For the roughly 1.5 billion people living with soil-transmitted helminth infections worldwide, effective vaccines have remained elusive partly because traditional trial designs struggle to detect modest efficacy signals in complex endemic environments. Controlled human infection models offer a shortcut — deliberately exposing healthy volunteers to calibrated parasite doses in clinical settings — and a new review synthesizes what two decades of such work has revealed about hookworm and schistosomiasis vaccine development.
Both the controlled human schistosomiasis infection model (CHI-S) and the controlled human hookworm infection model (CHHI) have demonstrated acceptable safety profiles and reliable infection detection, qualifying them as credible platforms for early-phase immunization assessment. The two pathogens, though both helminths, behave strikingly differently in controlled settings. Schistosome exposure produces dose-dependent systemic symptoms, constraining challenge doses to levels below those seen naturally in endemic regions. Hookworm models, by contrast, allow infection intensities comparable to mild-to-moderate field burdens, and skin reactions rather than systemic effects dominate the adverse-event profile. Immunologically, short-term schistosome infection appears to promote immune tolerance — a finding with direct implications for vaccine antigen design — while hookworm provokes a distinct host response pattern.
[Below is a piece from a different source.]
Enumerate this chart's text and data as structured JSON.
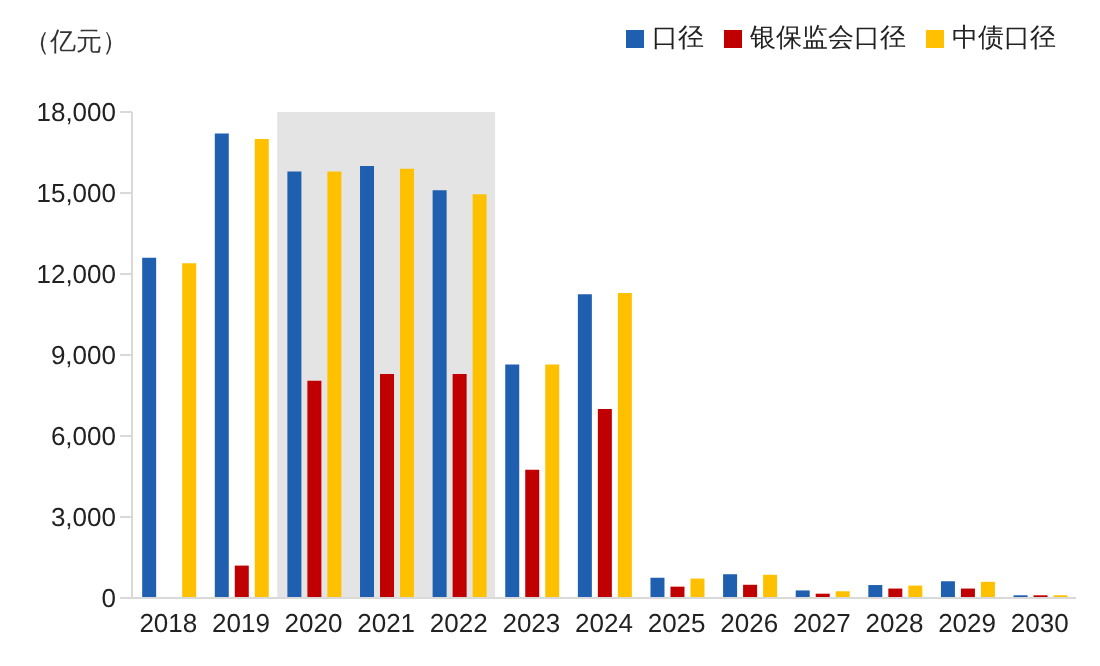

These mechanistic contrasts matter enormously for vaccine strategy. Immune tolerance induced by schistosomes could undermine adjuvant choices and dosing schedules that work well against other pathogens. From a broader research landscape perspective, controlled human infection models have already transformed malaria and typhoid vaccine pipelines by compressing early efficacy testing from years to months — a precedent that makes their helminth application logically compelling but not yet proven to predict field outcomes. Key limitations remain: volunteer populations in these trials are typically immunologically naive Westerners, whose responses may diverge substantially from semi-immune individuals in endemic settings. Translational validity — whether model-derived efficacy signals replicate in Phase III field trials — is the discipline's central unanswered question. Nonetheless, this review marks an incremental but meaningful consolidation of evidence supporting controlled infection platforms as indispensable tools in neglected tropical disease vaccine development.